In the past, immigration judges relied on their ability to administratively close cases, technically suspending them, instead of rendering a final decision, in an effort to manage cases in a more efficient manner. This essentially allowed immigrants to remain in the United States without a legal status. The use of this method was inferred from the ability of judges to use their independent judgment and discretion, as consistent with regulations, in the disposition of their cases.

According to the opinion, immigration judges, acting under the authority granted to them under a Statute or as delegated by the Attorney General, do not have unfettered authority to administratively close cases; but are rather permitted to use administrative closure in a specific category of cases – where a previous regulation or a previous judicially approved settlement expressly authorized such an action. As of now, all cases that are currently administratively closed may remain closed unless the Department of Homeland Security (DHS) or the respondent requests re-calendaring.
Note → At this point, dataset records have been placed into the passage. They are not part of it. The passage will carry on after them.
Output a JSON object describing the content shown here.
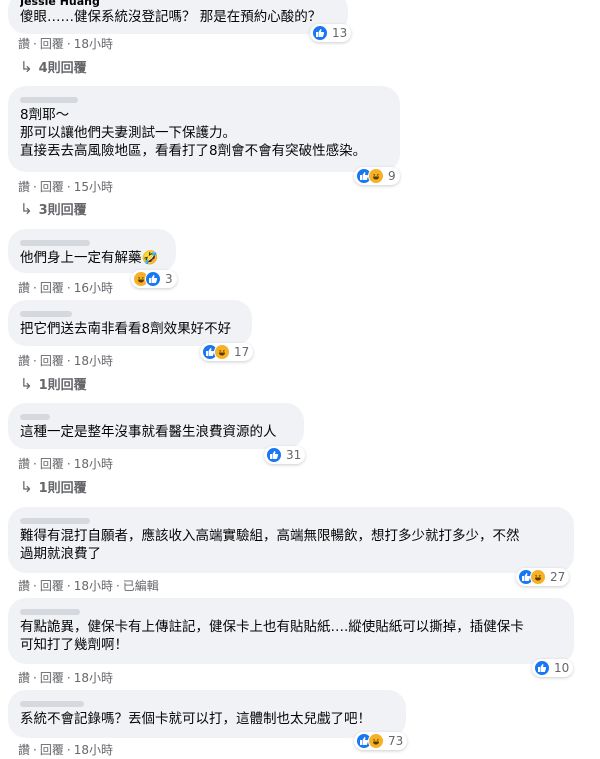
{
  "comments": [
    {
      "author": "Jessie Huang",
      "lines": [
        "傻眼……健保系統沒登記嗎？ 那是在預約心酸的？"
      ],
      "actions": {
        "like": "讚",
        "reply": "回覆",
        "time": "18小時"
      },
      "reactions": {
        "types": [
          "like"
        ],
        "count": "13"
      },
      "replies": "4則回覆"
    },
    {
      "lines": [
        "8劑耶～",
        "那可以讓他們夫妻測試一下保護力。",
        "直接丟去高風險地區，看看打了8劑會不會有突破性感染。"
      ],
      "actions": {
        "like": "讚",
        "reply": "回覆",
        "time": "15小時"
      },
      "reactions": {
        "types": [
          "like",
          "haha"
        ],
        "count": "9"
      },
      "replies": "3則回覆"
    },
    {
      "lines": [
        "他們身上一定有解藥🤣"
      ],
      "actions": {
        "like": "讚",
        "reply": "回覆",
        "time": "16小時"
      },
      "reactions": {
        "types": [
          "haha",
          "like"
        ],
        "count": "3"
      }
    },
    {
      "lines": [
        "把它們送去南非看看8劑效果好不好"
      ],
      "actions": {
        "like": "讚",
        "reply": "回覆",
        "time": "18小時"
      },
      "reactions": {
        "types": [
          "like",
          "haha"
        ],
        "count": "17"
      },
      "replies": "1則回覆"
    },
    {
      "lines": [
        "這種一定是整年沒事就看醫生浪費資源的人"
      ],
      "actions": {
        "like": "讚",
        "reply": "回覆",
        "time": "18小時"
      },
      "reactions": {
        "types": [
          "like"
        ],
        "count": "31"
      },
      "replies": "1則回覆"
    },
    {
      "lines": [
        "難得有混打自願者，應該收入高端實驗組，高端無限暢飲，想打多少就打多少，不然",
        "過期就浪費了"
      ],
      "actions": {
        "like": "讚",
        "reply": "回覆",
        "time": "18小時",
        "edited": "已編輯"
      },
      "reactions": {
        "types": [
          "like",
          "haha"
        ],
        "count": "27"
      }
    },
    {
      "lines": [
        "有點詭異，健保卡有上傳註記，健保卡上也有貼貼紙….縱使貼紙可以撕掉，插健保卡",
        "可知打了幾劑啊！"
      ],
      "actions": {
        "like": "讚",
        "reply": "回覆",
        "time": "18小時"
      },
      "reactions": {
        "types": [
          "like"
        ],
        "count": "10"
      }
    },
    {
      "lines": [
        "系統不會記錄嗎？丟個卡就可以打，這體制也太兒戲了吧！"
      ],
      "actions": {
        "like": "讚",
        "reply": "回覆",
        "time": "18小時"
      },
      "reactions": {
        "types": [
          "like",
          "haha"
        ],
        "count": "73"
      }
    }
  ],
  "icons": {
    "like": "thumbs-up-icon",
    "haha": "laughing-face-icon",
    "reply_arrow": "reply-arrow-icon"
  },
  "colors": {
    "like": "#1877f2",
    "haha": "#f7b125",
    "bubble": "#f0f2f5",
    "meta": "#65676b"
  }
}
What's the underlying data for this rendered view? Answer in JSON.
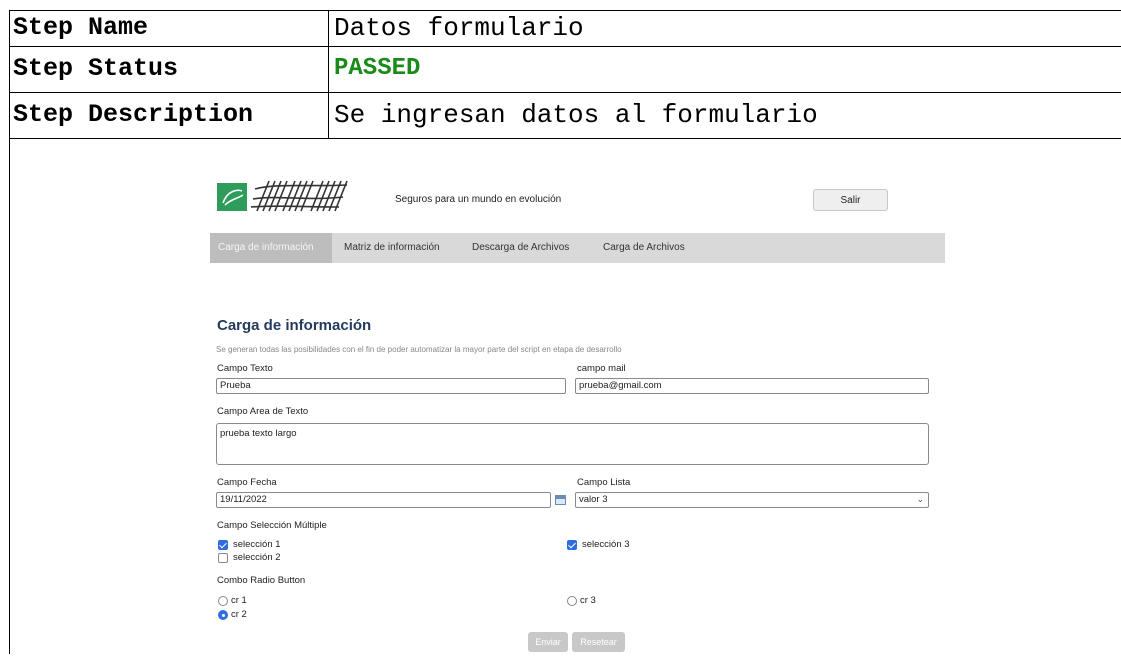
{
  "report": {
    "rows": [
      {
        "label": "Step Name",
        "value": "Datos formulario"
      },
      {
        "label": "Step Status",
        "value": "PASSED"
      },
      {
        "label": "Step Description",
        "value": "Se ingresan datos al formulario"
      }
    ],
    "status_color": "#1a8a1a"
  },
  "app": {
    "tagline": "Seguros para un mundo en evolución",
    "salir_label": "Salir",
    "nav": [
      {
        "label": "Carga de información",
        "active": true
      },
      {
        "label": "Matriz de información",
        "active": false
      },
      {
        "label": "Descarga de Archivos",
        "active": false
      },
      {
        "label": "Carga de Archivos",
        "active": false
      }
    ],
    "page_title": "Carga de información",
    "subtitle": "Se generan todas las posibilidades con el fin de poder automatizar la mayor parte del script en etapa de desarrollo",
    "form": {
      "campo_texto_label": "Campo Texto",
      "campo_texto_value": "Prueba",
      "campo_mail_label": "campo mail",
      "campo_mail_value": "prueba@gmail.com",
      "area_texto_label": "Campo Area de Texto",
      "area_texto_value": "prueba texto largo",
      "fecha_label": "Campo Fecha",
      "fecha_value": "19/11/2022",
      "lista_label": "Campo Lista",
      "lista_value": "valor 3",
      "multi_label": "Campo Selección Múltiple",
      "checkboxes": [
        {
          "label": "selección 1",
          "checked": true
        },
        {
          "label": "selección 2",
          "checked": false
        },
        {
          "label": "selección 3",
          "checked": true
        }
      ],
      "radio_label": "Combo Radio Button",
      "radios": [
        {
          "label": "cr 1",
          "selected": false
        },
        {
          "label": "cr 2",
          "selected": true
        },
        {
          "label": "cr 3",
          "selected": false
        }
      ],
      "enviar_label": "Enviar",
      "resetear_label": "Resetear"
    },
    "accent_color": "#243b5e"
  }
}
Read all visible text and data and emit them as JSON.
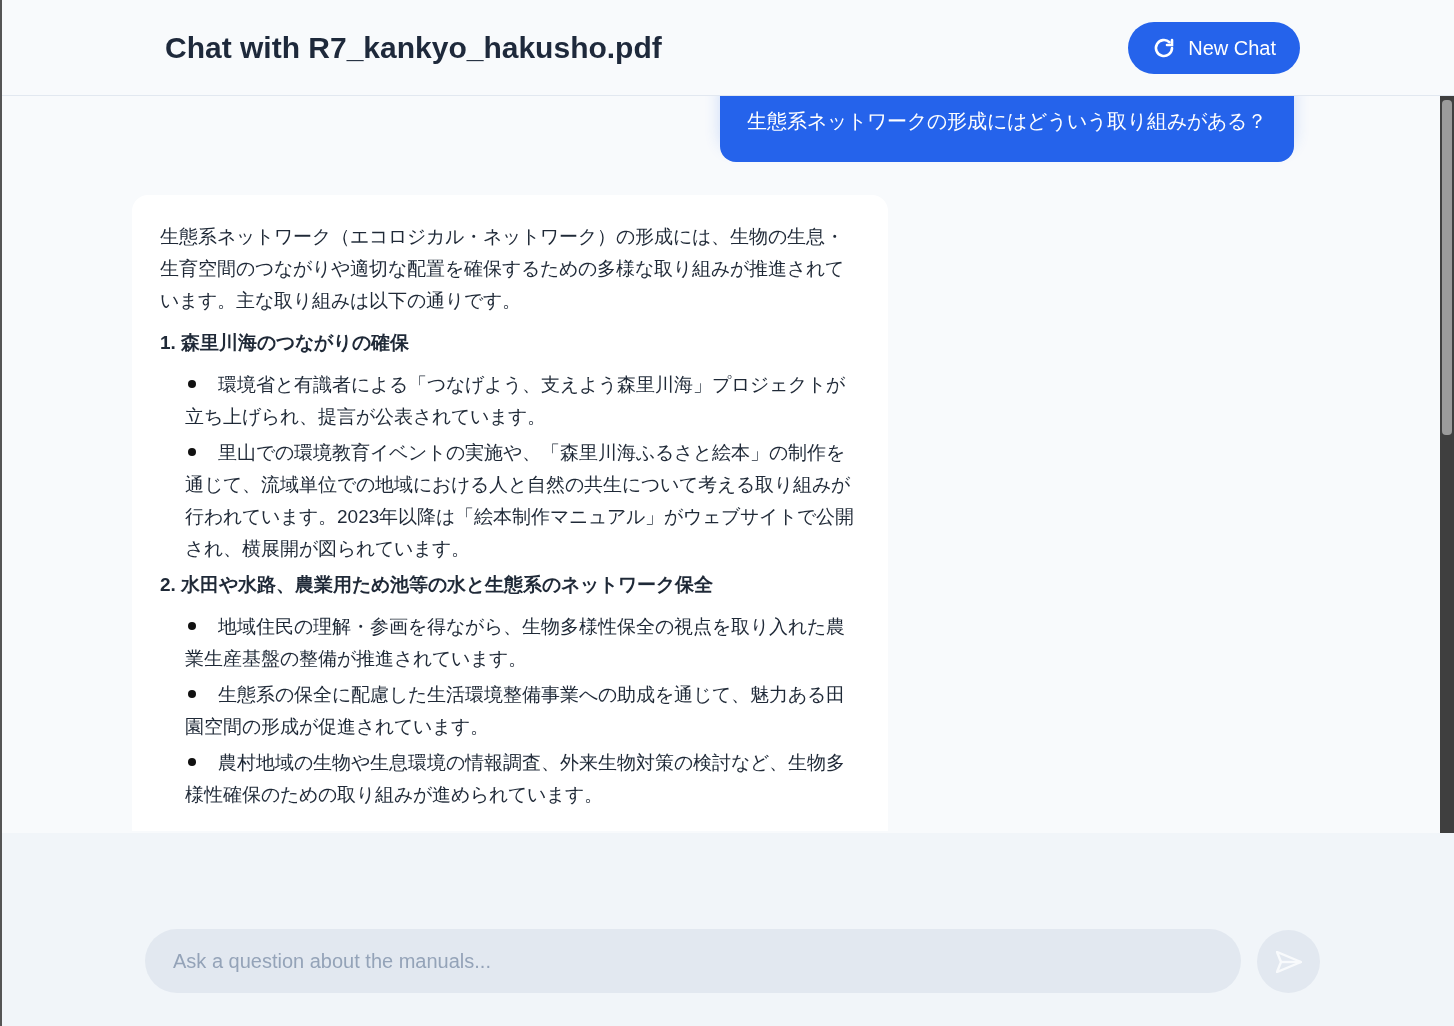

In addition, administrative closure has been commonly used in the past to allow individuals in removal proceedings to apply for and receive a Provisional Unlawful Presence Waiver prior to departing the United States. Without such a waiver, anyone who has accrued more than six months of unlawful presence and leaves the United States must remain outside the country for either 3 or 10 years before they can be granted a visa, even if they are married to a U.S. citizen or permanent resident. Individuals who are in removal proceedings, however, are ineligible to apply for this waiver unless their case is administratively closed. This decision therefore effectively bars anyone in removal proceedings from applying for a Provisional Unlawful Presence Waiver, adding significantly to the length of time they will be separated from their family in the United States.